The Michigan State Medical Society Building is an office building located at 120 W. Saginaw Street in East Lansing, Michigan. It was listed on the National Register of Historic Places in 2011.

==History==
The Michigan State Medical Society was created in 1866 to promote fellowship among medical professionals. The Society used a string of temporary rental buildings as their headquarters, first in Detroit, and then in Lansing. By the 1950s, the group clearly needed a larger, and permanent, home. The Society purchased a plot of land in which to build, and in 1959 hired architect Minoru Yamasaki to design a building. The contract was the first for Yamasaki outside of metro Detroit, and came on the heels of his landmark 1958 design of Wayne State University's McGregor Memorial Conference Center. Construction began in 1959 and was completed in 1961.

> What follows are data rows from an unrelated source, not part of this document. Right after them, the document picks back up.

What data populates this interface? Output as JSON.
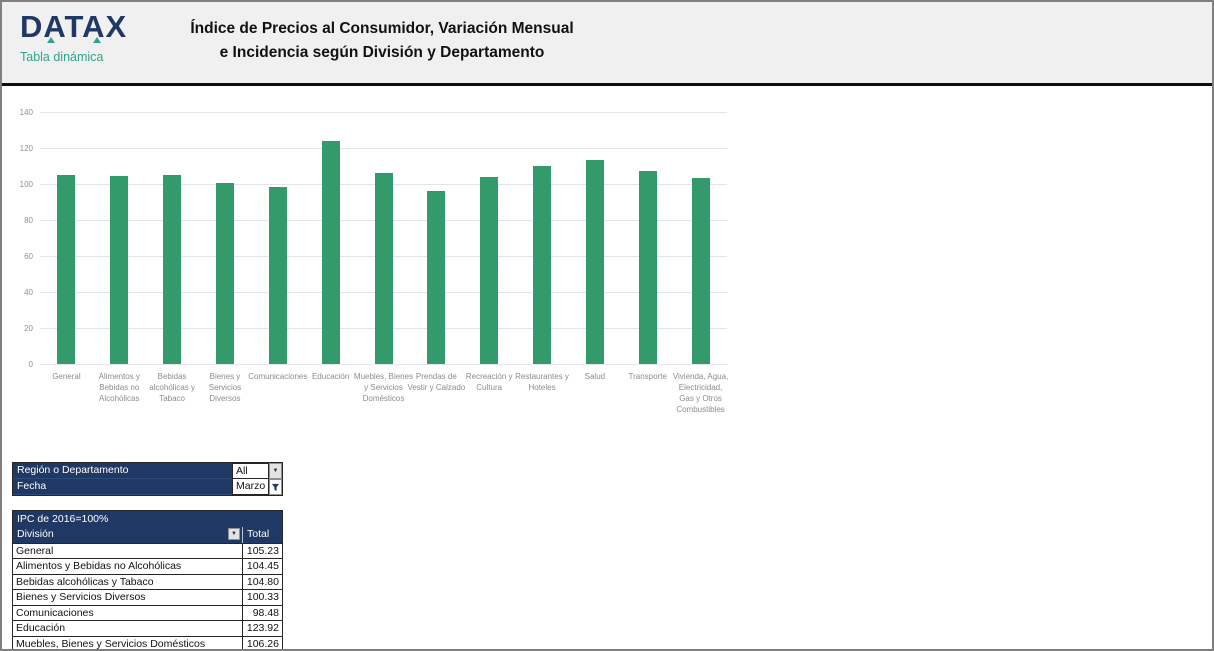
{
  "header": {
    "brand": "DATAX",
    "brand_subtitle": "Tabla dinámica",
    "title_line1": "Índice de Precios al Consumidor, Variación Mensual",
    "title_line2": "e Incidencia según División y Departamento"
  },
  "chart_data": {
    "type": "bar",
    "title": "",
    "xlabel": "",
    "ylabel": "",
    "ylim": [
      0,
      140
    ],
    "yticks": [
      0,
      20,
      40,
      60,
      80,
      100,
      120,
      140
    ],
    "grid": true,
    "legend": "none",
    "bar_color": "#339b6b",
    "categories": [
      "General",
      "Alimentos y Bebidas no Alcohólicas",
      "Bebidas alcohólicas y Tabaco",
      "Bienes y Servicios Diversos",
      "Comunicaciones",
      "Educación",
      "Muebles, Bienes y Servicios Domésticos",
      "Prendas de Vestir y Calzado",
      "Recreación y Cultura",
      "Restaurantes y Hoteles",
      "Salud",
      "Transporte",
      "Vivienda, Agua, Electricidad, Gas y Otros Combustibles"
    ],
    "category_label_lines": [
      [
        "General"
      ],
      [
        "Alimentos y",
        "Bebidas no",
        "Alcohólicas"
      ],
      [
        "Bebidas",
        "alcohólicas y",
        "Tabaco"
      ],
      [
        "Bienes y",
        "Servicios",
        "Diversos"
      ],
      [
        "Comunicaciones"
      ],
      [
        "Educación"
      ],
      [
        "Muebles, Bienes",
        "y Servicios",
        "Domésticos"
      ],
      [
        "Prendas de",
        "Vestir y Calzado"
      ],
      [
        "Recreación y",
        "Cultura"
      ],
      [
        "Restaurantes y",
        "Hoteles"
      ],
      [
        "Salud"
      ],
      [
        "Transporte"
      ],
      [
        "Vivienda, Agua,",
        "Electricidad,",
        "Gas y Otros",
        "Combustibles"
      ]
    ],
    "values": [
      105.23,
      104.45,
      104.8,
      100.33,
      98.48,
      123.92,
      106.26,
      96.3,
      104.0,
      110.0,
      113.4,
      107.3,
      103.4
    ]
  },
  "filters": {
    "region_label": "Región o Departamento",
    "region_value": "All",
    "fecha_label": "Fecha",
    "fecha_value": "Marzo"
  },
  "pivot_table": {
    "title": "IPC de 2016=100%",
    "col1_header": "División",
    "col2_header": "Total",
    "rows": [
      {
        "division": "General",
        "total": "105.23"
      },
      {
        "division": "Alimentos y Bebidas no Alcohólicas",
        "total": "104.45"
      },
      {
        "division": "Bebidas alcohólicas y Tabaco",
        "total": "104.80"
      },
      {
        "division": "Bienes y Servicios Diversos",
        "total": "100.33"
      },
      {
        "division": "Comunicaciones",
        "total": "98.48"
      },
      {
        "division": "Educación",
        "total": "123.92"
      },
      {
        "division": "Muebles, Bienes y Servicios Domésticos",
        "total": "106.26"
      }
    ]
  },
  "colors": {
    "navy": "#1f3864",
    "teal": "#31a28b",
    "bar_green": "#339b6b",
    "header_band": "#f0f0f0"
  }
}
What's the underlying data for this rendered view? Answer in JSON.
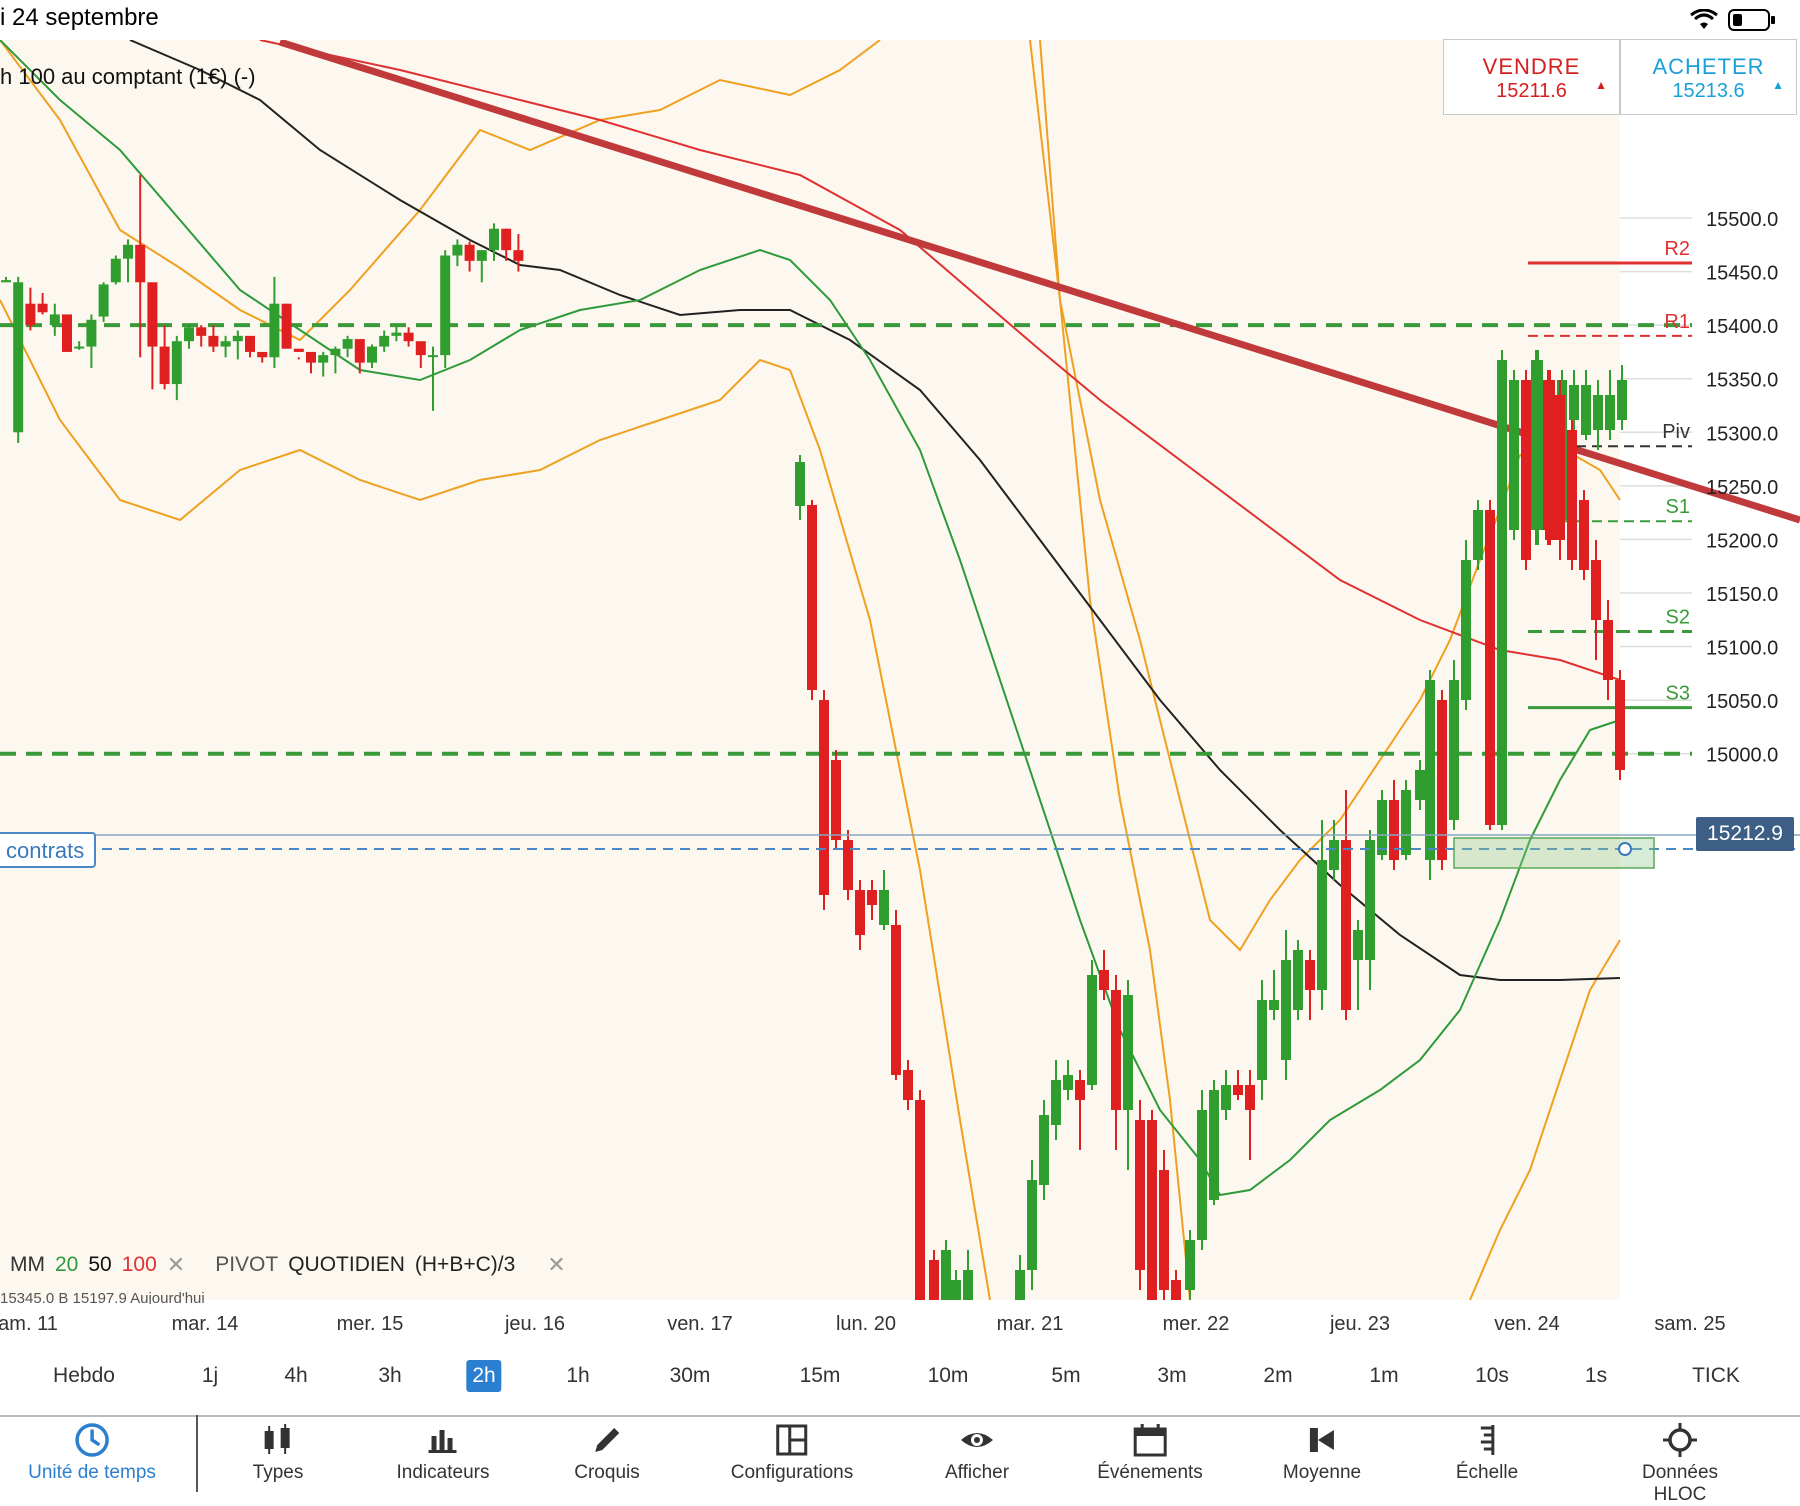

The Michigan State Medical Society has owned and occupy from the date of its construction. An addition, known as the "Stockwell Wing," was constructed in 1979 and is linked to the main building with a short connector. The Stockwell Wing was also designed by the Yamasaki firm, and complements the original building in design.

==Description==
The Michigan State Medical Society Building is a two-story Modern office building. It is set back from the road and sited on a small rise; the surrounding grounds are terraced. The facade of the building consists of a series of slender white cast concrete columns set apart on five foot centers. Between the columns are floor-to-ceiling height panes of tinted glass, with polished marble panels between the two floors. At the roofline, the columns are connected by cast-concrete arches, which create an arched vaulted ceiling on the interior. Under the arches are semicircular glass lights.

On the entrance facade, five exterior columns provide shelter to a slightly off-center entryway. The entryway leads to a full-height lobby. A lower two-story addition, visually subservient to the main building, is at one end of the structure.